Die omweg bestond er voor die jonge student in dat hij in de loop van een novemberavond als deze in een klein gezelschap belandde op een meisjeskamer. Het was dààr dat – meer dan door de bewoonster – mijn aandacht getrokken werd door een boek met als titel ‘Demian’. De auteur – Hermann Hesse – kende hij toen vooral van het immens populaire Siddhartha. Maar deze titel intrigeerde hem van meet af aan meer en hij vroeg onmiddellijk of hij het boek mocht lenen.

Hesse had dat net na de eerste wereldoorlog geschreven onder een pseudoniem als een soort ‘Bildungsroman’. Het verhaal van een jonge opgroeiende man die onder de dreigende schaduw van de nakende wereldoorlog zich in het leven een eigen weg zoekt. Op school verneemt de jongen tijdens de lessen antieke cultuur over Abraxas, een demiurgische god. Die stond ook bij de gnostici bekend en zag je vaak op amuletten afgebeeld met de kop van een haan en het onderlijf van een draak. Deze naam slaat bij de hoofdfiguur in als een bom en hij doet alle moeite van de wereld om over de ‘gnosis’ iets meer te weten te komen. Zijn honger wordt gestild door de wat teruggetrokken levende organist Pistorius. En later door zijn schoolkameraad Demian die een jaar hoger zit dan hij.

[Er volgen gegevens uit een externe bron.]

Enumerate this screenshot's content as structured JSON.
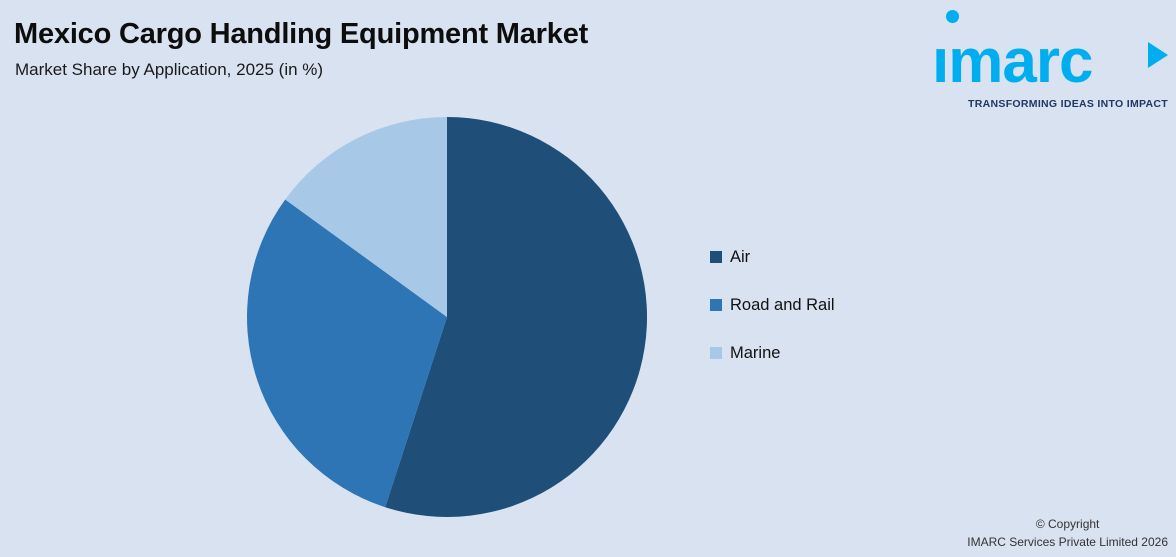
{
  "header": {
    "title": "Mexico Cargo Handling Equipment Market",
    "subtitle": "Market Share by Application, 2025 (in %)"
  },
  "logo": {
    "text": "imarc",
    "tagline": "TRANSFORMING IDEAS INTO IMPACT",
    "brand_color": "#00aeef",
    "tagline_color": "#1f3864"
  },
  "chart_data": {
    "type": "pie",
    "title": "Mexico Cargo Handling Equipment Market",
    "subtitle": "Market Share by Application, 2025 (in %)",
    "categories": [
      "Air",
      "Road and Rail",
      "Marine"
    ],
    "values": [
      55,
      30,
      15
    ],
    "colors": [
      "#1f4e79",
      "#2e75b6",
      "#a8c8e8"
    ],
    "start_angle_deg": 0,
    "direction": "clockwise",
    "legend_position": "right",
    "data_labels": false
  },
  "footer": {
    "copyright_line1": "© Copyright",
    "copyright_line2": "IMARC Services Private Limited 2026"
  }
}
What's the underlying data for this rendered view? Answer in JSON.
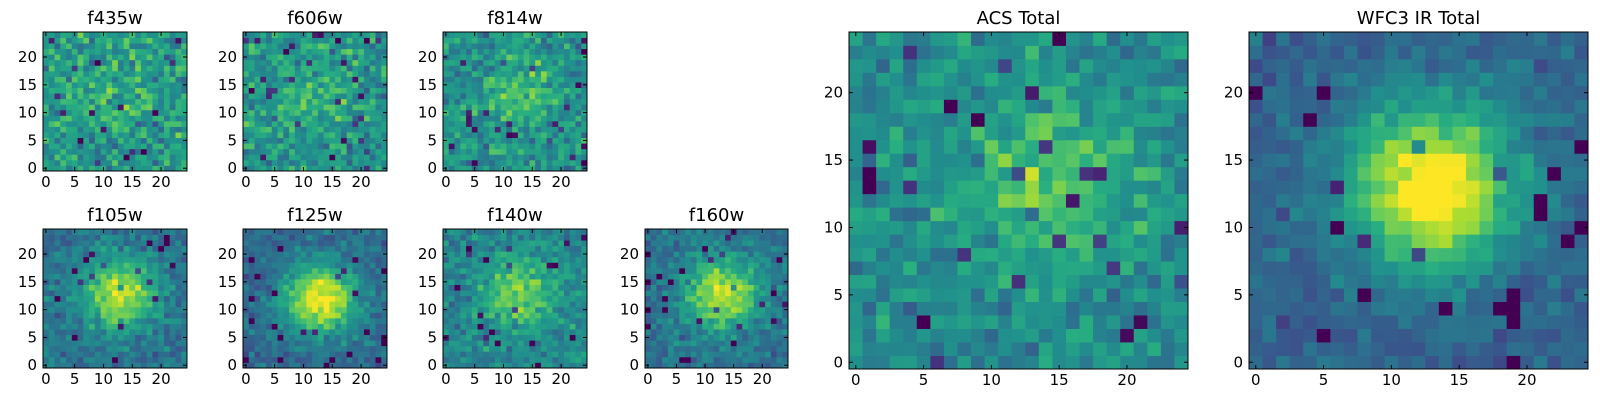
{
  "chart_data": [
    {
      "type": "heatmap",
      "title": "f435w",
      "xlim": [
        -0.5,
        24.5
      ],
      "ylim": [
        -0.5,
        24.5
      ],
      "xticks": [
        0,
        5,
        10,
        15,
        20
      ],
      "yticks": [
        0,
        5,
        10,
        15,
        20
      ],
      "xtick_labels": [
        "0",
        "5",
        "10",
        "15",
        "20"
      ],
      "ytick_labels": [
        "0",
        "5",
        "10",
        "15",
        "20"
      ],
      "grid_size": 25,
      "colormap": "viridis",
      "source_peak": [
        12,
        13
      ],
      "source_strength": 0.08,
      "noise_level": 0.38,
      "seed": 11
    },
    {
      "type": "heatmap",
      "title": "f606w",
      "xlim": [
        -0.5,
        24.5
      ],
      "ylim": [
        -0.5,
        24.5
      ],
      "xticks": [
        0,
        5,
        10,
        15,
        20
      ],
      "yticks": [
        0,
        5,
        10,
        15,
        20
      ],
      "xtick_labels": [
        "0",
        "5",
        "10",
        "15",
        "20"
      ],
      "ytick_labels": [
        "0",
        "5",
        "10",
        "15",
        "20"
      ],
      "grid_size": 25,
      "colormap": "viridis",
      "source_peak": [
        12,
        13
      ],
      "source_strength": 0.15,
      "noise_level": 0.36,
      "seed": 23
    },
    {
      "type": "heatmap",
      "title": "f814w",
      "xlim": [
        -0.5,
        24.5
      ],
      "ylim": [
        -0.5,
        24.5
      ],
      "xticks": [
        0,
        5,
        10,
        15,
        20
      ],
      "yticks": [
        0,
        5,
        10,
        15,
        20
      ],
      "xtick_labels": [
        "0",
        "5",
        "10",
        "15",
        "20"
      ],
      "ytick_labels": [
        "0",
        "5",
        "10",
        "15",
        "20"
      ],
      "grid_size": 25,
      "colormap": "viridis",
      "source_peak": [
        13,
        14
      ],
      "source_strength": 0.18,
      "noise_level": 0.36,
      "seed": 37
    },
    {
      "type": "heatmap",
      "title": "f105w",
      "xlim": [
        -0.5,
        24.5
      ],
      "ylim": [
        -0.5,
        24.5
      ],
      "xticks": [
        0,
        5,
        10,
        15,
        20
      ],
      "yticks": [
        0,
        5,
        10,
        15,
        20
      ],
      "xtick_labels": [
        "0",
        "5",
        "10",
        "15",
        "20"
      ],
      "ytick_labels": [
        "0",
        "5",
        "10",
        "15",
        "20"
      ],
      "grid_size": 25,
      "colormap": "viridis",
      "source_peak": [
        13,
        13
      ],
      "source_strength": 0.55,
      "noise_level": 0.26,
      "seed": 41
    },
    {
      "type": "heatmap",
      "title": "f125w",
      "xlim": [
        -0.5,
        24.5
      ],
      "ylim": [
        -0.5,
        24.5
      ],
      "xticks": [
        0,
        5,
        10,
        15,
        20
      ],
      "yticks": [
        0,
        5,
        10,
        15,
        20
      ],
      "xtick_labels": [
        "0",
        "5",
        "10",
        "15",
        "20"
      ],
      "ytick_labels": [
        "0",
        "5",
        "10",
        "15",
        "20"
      ],
      "grid_size": 25,
      "colormap": "viridis",
      "source_peak": [
        13,
        12
      ],
      "source_strength": 0.65,
      "noise_level": 0.22,
      "seed": 53
    },
    {
      "type": "heatmap",
      "title": "f140w",
      "xlim": [
        -0.5,
        24.5
      ],
      "ylim": [
        -0.5,
        24.5
      ],
      "xticks": [
        0,
        5,
        10,
        15,
        20
      ],
      "yticks": [
        0,
        5,
        10,
        15,
        20
      ],
      "xtick_labels": [
        "0",
        "5",
        "10",
        "15",
        "20"
      ],
      "ytick_labels": [
        "0",
        "5",
        "10",
        "15",
        "20"
      ],
      "grid_size": 25,
      "colormap": "viridis",
      "source_peak": [
        13,
        13
      ],
      "source_strength": 0.35,
      "noise_level": 0.28,
      "seed": 67
    },
    {
      "type": "heatmap",
      "title": "f160w",
      "xlim": [
        -0.5,
        24.5
      ],
      "ylim": [
        -0.5,
        24.5
      ],
      "xticks": [
        0,
        5,
        10,
        15,
        20
      ],
      "yticks": [
        0,
        5,
        10,
        15,
        20
      ],
      "xtick_labels": [
        "0",
        "5",
        "10",
        "15",
        "20"
      ],
      "ytick_labels": [
        "0",
        "5",
        "10",
        "15",
        "20"
      ],
      "grid_size": 25,
      "colormap": "viridis",
      "source_peak": [
        13,
        13
      ],
      "source_strength": 0.55,
      "noise_level": 0.25,
      "seed": 79
    },
    {
      "type": "heatmap",
      "title": "ACS Total",
      "xlim": [
        -0.5,
        24.5
      ],
      "ylim": [
        -0.5,
        24.5
      ],
      "xticks": [
        0,
        5,
        10,
        15,
        20
      ],
      "yticks": [
        0,
        5,
        10,
        15,
        20
      ],
      "xtick_labels": [
        "0",
        "5",
        "10",
        "15",
        "20"
      ],
      "ytick_labels": [
        "0",
        "5",
        "10",
        "15",
        "20"
      ],
      "grid_size": 25,
      "colormap": "viridis",
      "source_peak": [
        14,
        13
      ],
      "source_strength": 0.28,
      "noise_level": 0.3,
      "seed": 97
    },
    {
      "type": "heatmap",
      "title": "WFC3 IR Total",
      "xlim": [
        -0.5,
        24.5
      ],
      "ylim": [
        -0.5,
        24.5
      ],
      "xticks": [
        0,
        5,
        10,
        15,
        20
      ],
      "yticks": [
        0,
        5,
        10,
        15,
        20
      ],
      "xtick_labels": [
        "0",
        "5",
        "10",
        "15",
        "20"
      ],
      "ytick_labels": [
        "0",
        "5",
        "10",
        "15",
        "20"
      ],
      "grid_size": 25,
      "colormap": "viridis",
      "source_peak": [
        13,
        13
      ],
      "source_strength": 0.75,
      "noise_level": 0.18,
      "seed": 113
    }
  ]
}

Waar haalde Hesse dergelijke denkbeelden vandaan? Daarvoor was hij toch meer een romantisch schrijver. Iemand die uitmuntte in de beschrijving van idyllische landschappen en in het schetsen van de zielenroerselen van kunstenaars en dromers. Maar de man was op een gegeven moment in een midlifecrisis beland en daarvoor in behandeling gegaan bij een leerling van Carl Jung. Dat was met name bij Josef Bernard Lang die met Jung een grote interesse deelde voor de gnostici en voor de antieke mysteriewijsheid.

Hesse moet trouwens zelfs een paar keer bij Jung zelf in Küsnacht op bezoek zijn geweest. Het is via die Lang dat hij min of meer inzicht moet hebben verworven in wie die gnostici dan wel waren. Later is zijn interesse meer verschoven naar de oosterse religies, voornamelijk naar het boeddhisme en taoïsme.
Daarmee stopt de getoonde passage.